Seseorang memotong mie itu kecil-kecil dan meletakkannya di atas sendok, hingga aku bisa memakannya dengan mudah. Setiap kali aku menceburkan sendok ke mangkok berkuah ia memindahkan mie yang telah dikerat itu. Dia Devid, selalu datang di saat yang tepat. Entah ada urusan apa dia pagi ini menemuiku. Yang pasti, katanya izin dari Araska telah ia kantongi hingga berani menemuiku seorang diri.

“Aku punya kejutan untukmu,” katanya setelah semua mie dalam mangkok, tandas.

“Apakah itu dari Araska?” Aku merasa bersemangat.

“Ini dariku. Kulihat kau belum memiliki ponsel. Kebetulan salah satu kenalan baru saja kembali dari Singapura dan aku minta tolong dibelikan ponsel khusus ini.”

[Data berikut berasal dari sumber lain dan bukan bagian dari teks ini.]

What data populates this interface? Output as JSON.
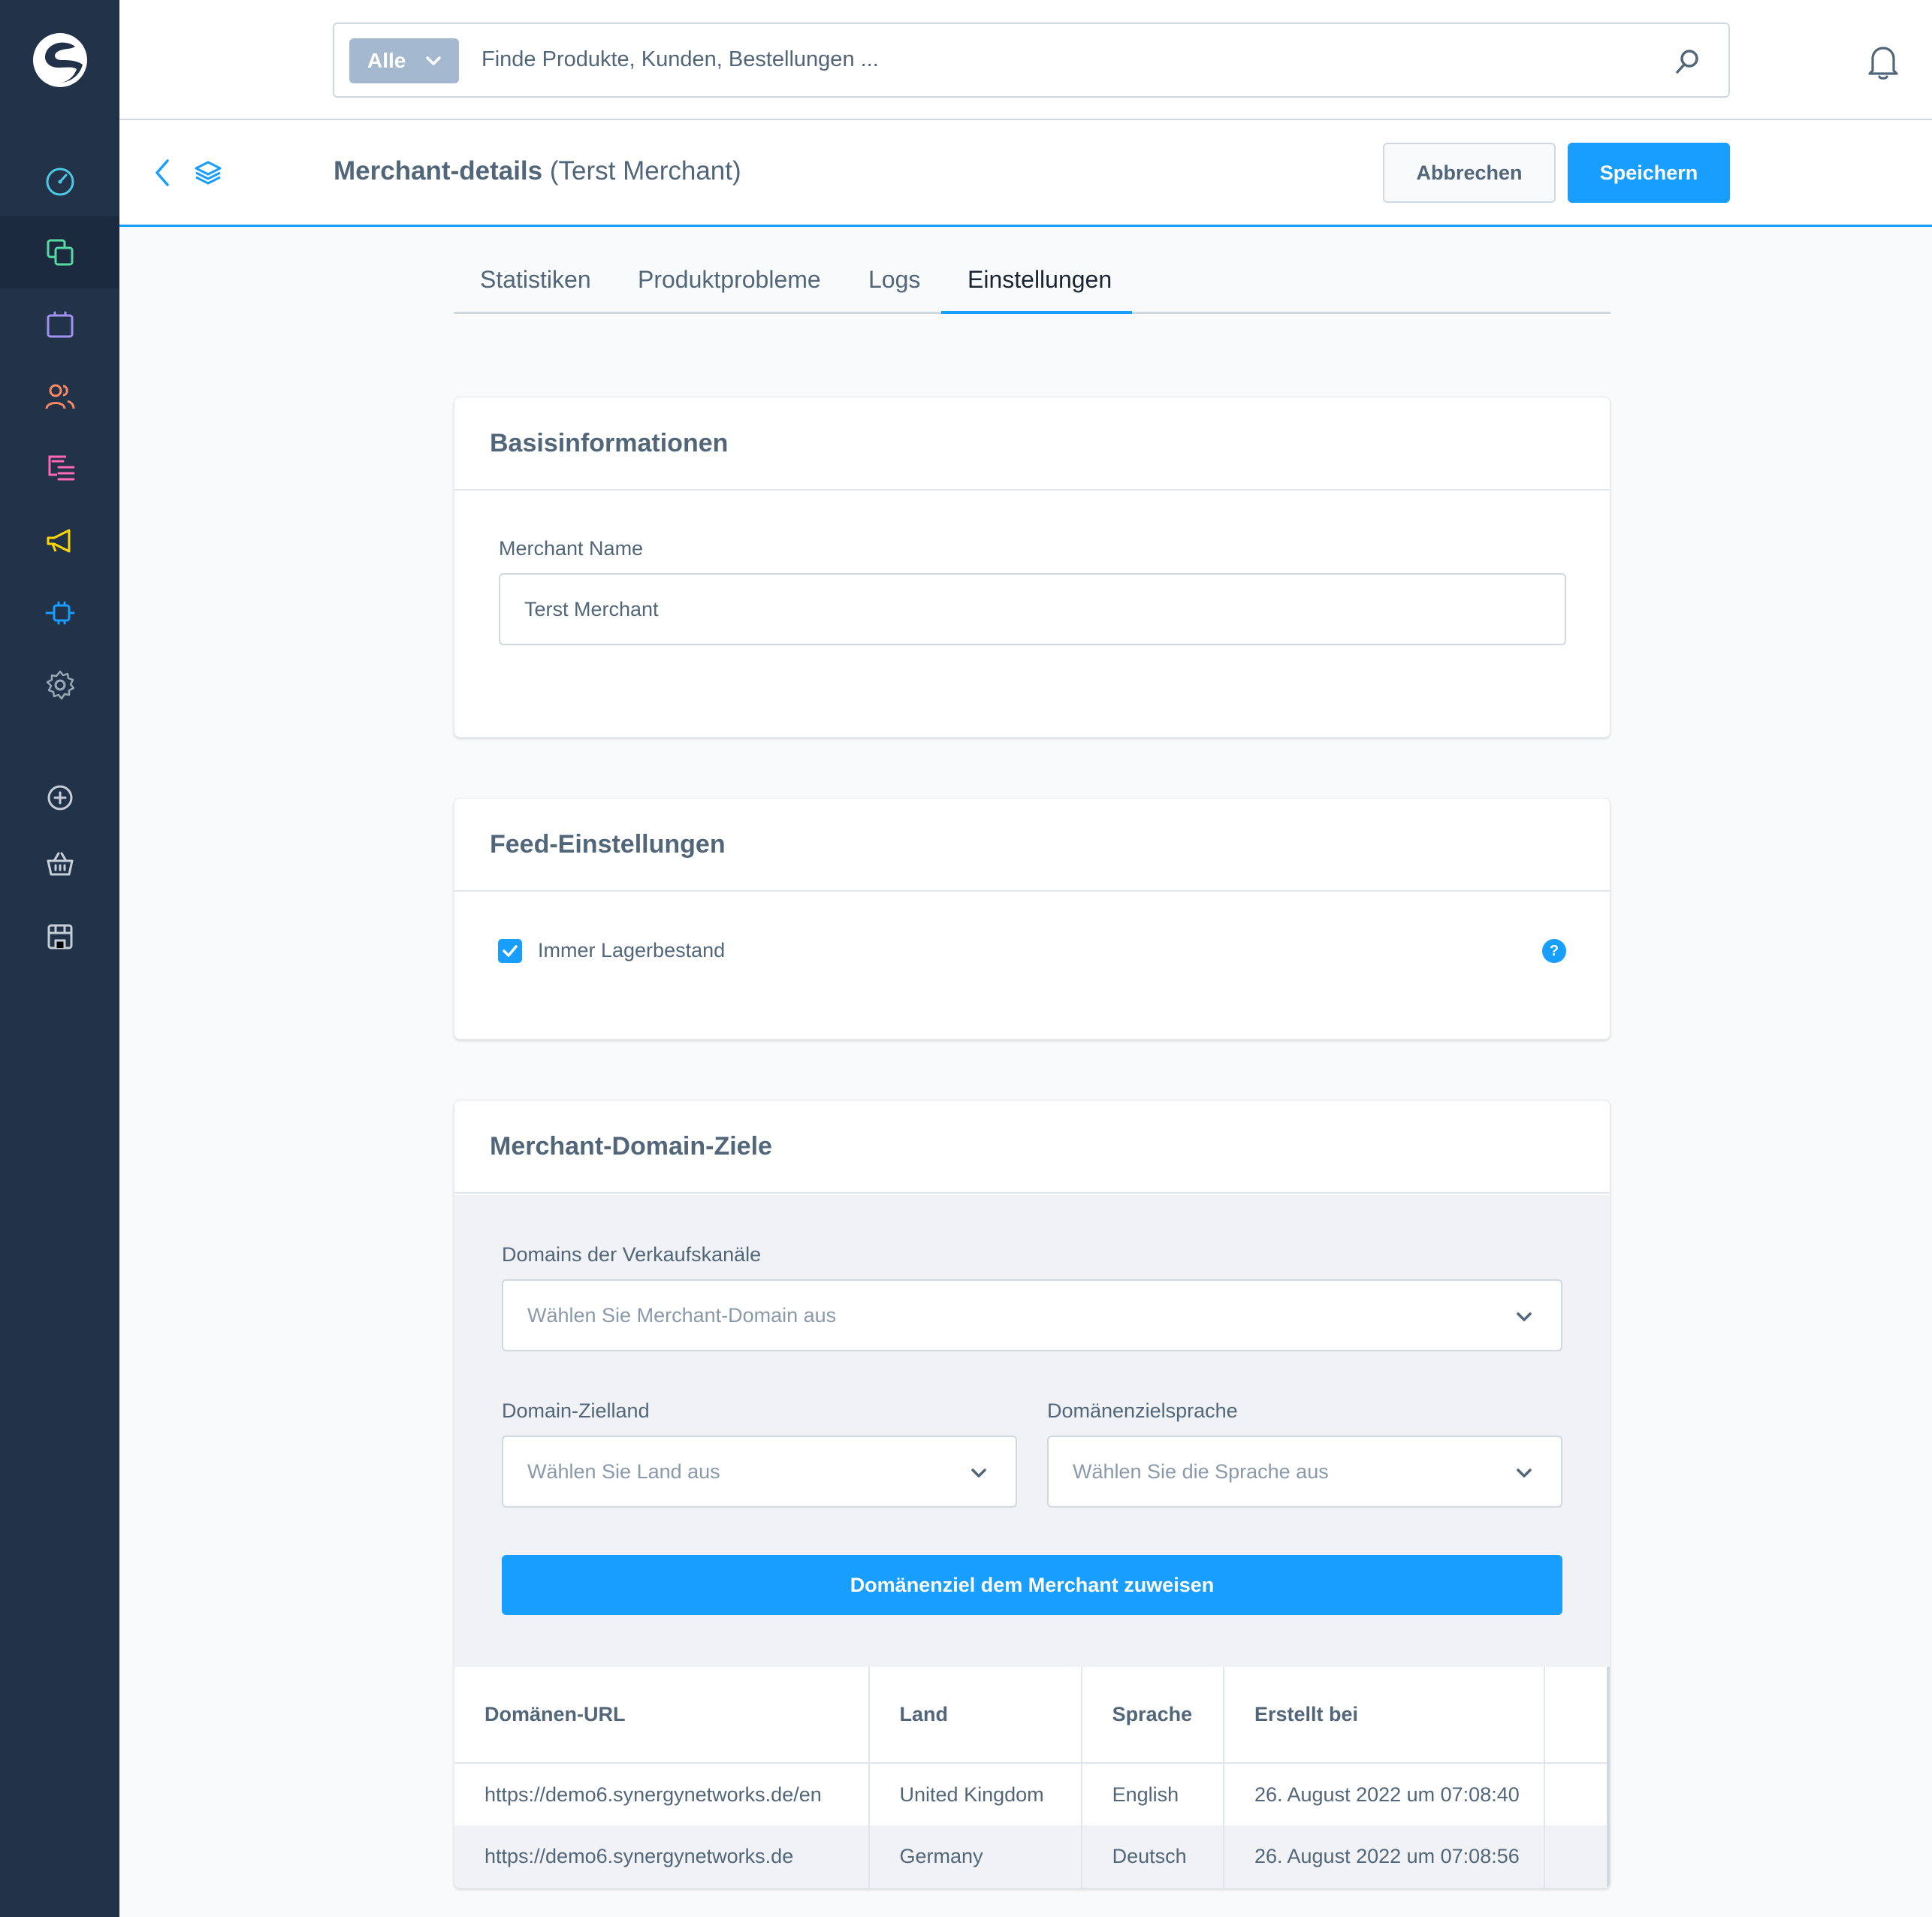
{
  "search": {
    "type_label": "Alle",
    "placeholder": "Finde Produkte, Kunden, Bestellungen ..."
  },
  "smartbar": {
    "title": "Merchant-details",
    "subtitle": "(Terst Merchant)",
    "cancel_label": "Abbrechen",
    "save_label": "Speichern"
  },
  "tabs": [
    {
      "label": "Statistiken"
    },
    {
      "label": "Produktprobleme"
    },
    {
      "label": "Logs"
    },
    {
      "label": "Einstellungen"
    }
  ],
  "basis": {
    "title": "Basisinformationen",
    "name_label": "Merchant Name",
    "name_value": "Terst Merchant"
  },
  "feed": {
    "title": "Feed-Einstellungen",
    "checkbox_label": "Immer Lagerbestand",
    "help_icon_text": "?"
  },
  "domains": {
    "title": "Merchant-Domain-Ziele",
    "channel_label": "Domains der Verkaufskanäle",
    "channel_placeholder": "Wählen Sie Merchant-Domain aus",
    "country_label": "Domain-Zielland",
    "country_placeholder": "Wählen Sie Land aus",
    "language_label": "Domänenzielsprache",
    "language_placeholder": "Wählen Sie die Sprache aus",
    "assign_label": "Domänenziel dem Merchant zuweisen",
    "columns": [
      "Domänen-URL",
      "Land",
      "Sprache",
      "Erstellt bei"
    ],
    "rows": [
      [
        "https://demo6.synergynetworks.de/en",
        "United Kingdom",
        "English",
        "26. August 2022 um 07:08:40"
      ],
      [
        "https://demo6.synergynetworks.de",
        "Germany",
        "Deutsch",
        "26. August 2022 um 07:08:56"
      ]
    ]
  },
  "colors": {
    "sidebar": "#223249",
    "accent": "#189eff",
    "text": "#52667a"
  },
  "icons": {
    "nav": [
      "dashboard-icon",
      "catalog-icon",
      "orders-icon",
      "customers-icon",
      "content-icon",
      "marketing-icon",
      "extensions-icon",
      "settings-icon",
      "add-channel-icon",
      "storefront-basket-icon",
      "shop-icon"
    ]
  }
}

Sedikit kecewa karena semua itu inisiatif Devid. Aku masih berharap Araska yang meminta Devid melakukannya.

“Ponsel ini bisa mengganti tulisan menjadi suara. Jadi jika aku mengirim pesan untukmu dia akan mengeluarkan bunyi seolah kita sedang berbicara. Kau juga bisa mendengarkan berita-berita, bermain sosial media dan melakukan hal lainnya. Aku juga sudah mendownload beberapa aplikasi yang akan memudahkanmu. Salah satunya aplikasi yang bisa mengenali benda-benda di sekitarmu termasuk memberitahu nilai mata uang. Kau cukup menempelkannya di sini.”

Ia memberikan ponsel itu padaku. Aku merabanya dengan seksama. Sebenarnya dulu aku punya ponsel seperti ini, hanya saja benda itu rusak Karena tak sengaja tercebur ke dalam air. Akan tetapi punyaku tentu tidak secanggih yang ini.

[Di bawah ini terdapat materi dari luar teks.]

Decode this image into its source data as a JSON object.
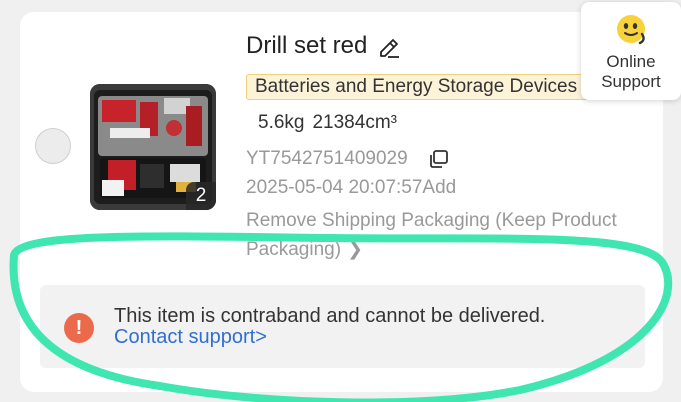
{
  "product": {
    "title": "Drill set red",
    "category_tag": "Batteries and Energy Storage Devices",
    "weight": "5.6kg",
    "volume": "21384cm³",
    "tracking_number": "YT7542751409029",
    "added_time": "2025-05-04 20:07:57Add",
    "service_option": "Remove Shipping Packaging (Keep Product Packaging)",
    "image_count": "2"
  },
  "alert": {
    "message": "This item is contraband and cannot be delivered.",
    "link_text": "Contact support>"
  },
  "support_widget": {
    "label_line1": "Online",
    "label_line2": "Support"
  },
  "colors": {
    "alert_icon": "#ec6a4c",
    "link": "#2f6fd1",
    "tag_bg": "#fdf3d8",
    "annotation_stroke": "#3fe6b0"
  },
  "icons": [
    "edit-icon",
    "copy-icon",
    "chevron-right-icon",
    "warning-icon",
    "support-face-icon"
  ]
}
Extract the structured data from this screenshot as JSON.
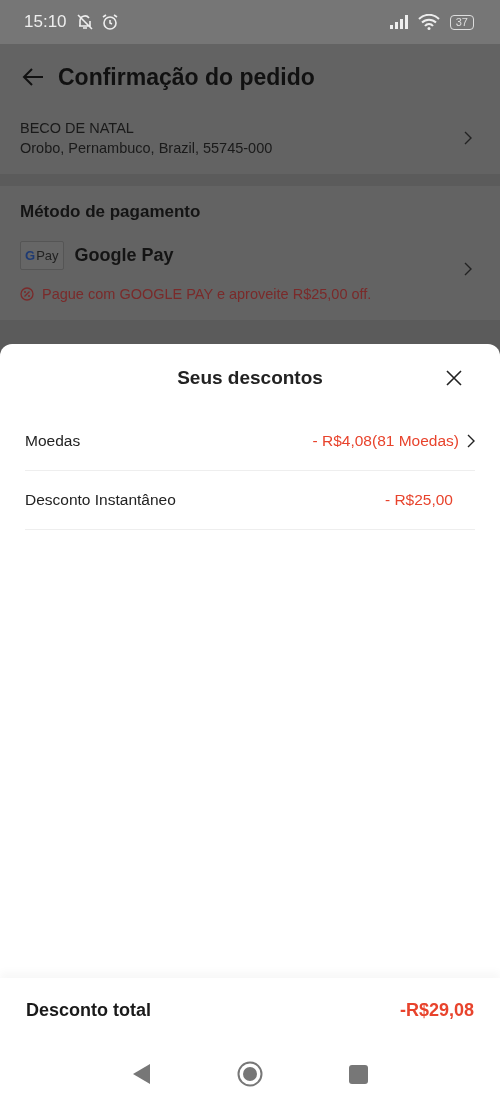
{
  "status_bar": {
    "time": "15:10",
    "battery": "37"
  },
  "header": {
    "title": "Confirmação do pedido"
  },
  "address": {
    "lines": [
      "BECO DE NATAL",
      "Orobo, Pernambuco, Brazil, 55745-000"
    ]
  },
  "payment": {
    "heading": "Método de pagamento",
    "logo_mark": "G",
    "logo_text": "Pay",
    "method": "Google Pay",
    "promo": "Pague com GOOGLE PAY e aproveite R$25,00 off."
  },
  "sheet": {
    "title": "Seus descontos",
    "rows": [
      {
        "label": "Moedas",
        "value": "- R$4,08(81 Moedas)",
        "has_arrow": true
      },
      {
        "label": "Desconto Instantâneo",
        "value": "- R$25,00",
        "has_arrow": false
      }
    ],
    "total_label": "Desconto total",
    "total_value": "-R$29,08"
  }
}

“Aku sudah memasukkan nomorku di sana. Kau tinggal menyentuh tombol yang ini jika ingin terhubung denganku.”

Dengan penuh kesabaran Devid mengajariku menggunakan ponsel canggih itu. Ia begitu lembut dan bersahabat. Tidak seperti Araska yang gampang sekali meledak. Aku yakin ia tak akan betah mengajariku berlama-lama. Baginya itu hanya buang-buang waktu. Ia lebih baik berjibaku dengan dokumen-dokumen penting perusahaan dan memeriksanya satu persatu.

“Baiklah … Dezia. Kau sudah mahir malakukannya,” ujar Devid setelah beberapa kali kami melakukan tutorial.

 “Hubungi aku sesering yang kau mau. Jangan takut pada Araska. Dia kenal betul siapa aku. Lagian dia juga tak akan cemburu, bukan?” Aku menelan ludah setelah kalimat Devid terucap sempurna. Laki-laki ini tahu banyak hal tentang hubunganku dengan Araska, dan itu membuatku jengah.

Cemburu? Ah tentu saja tidak. Aku tidak memiliki arti apa-apa bagi Araska, mustahil ia akan cemburu jika aku dan Devid menjadi sahabat dekat.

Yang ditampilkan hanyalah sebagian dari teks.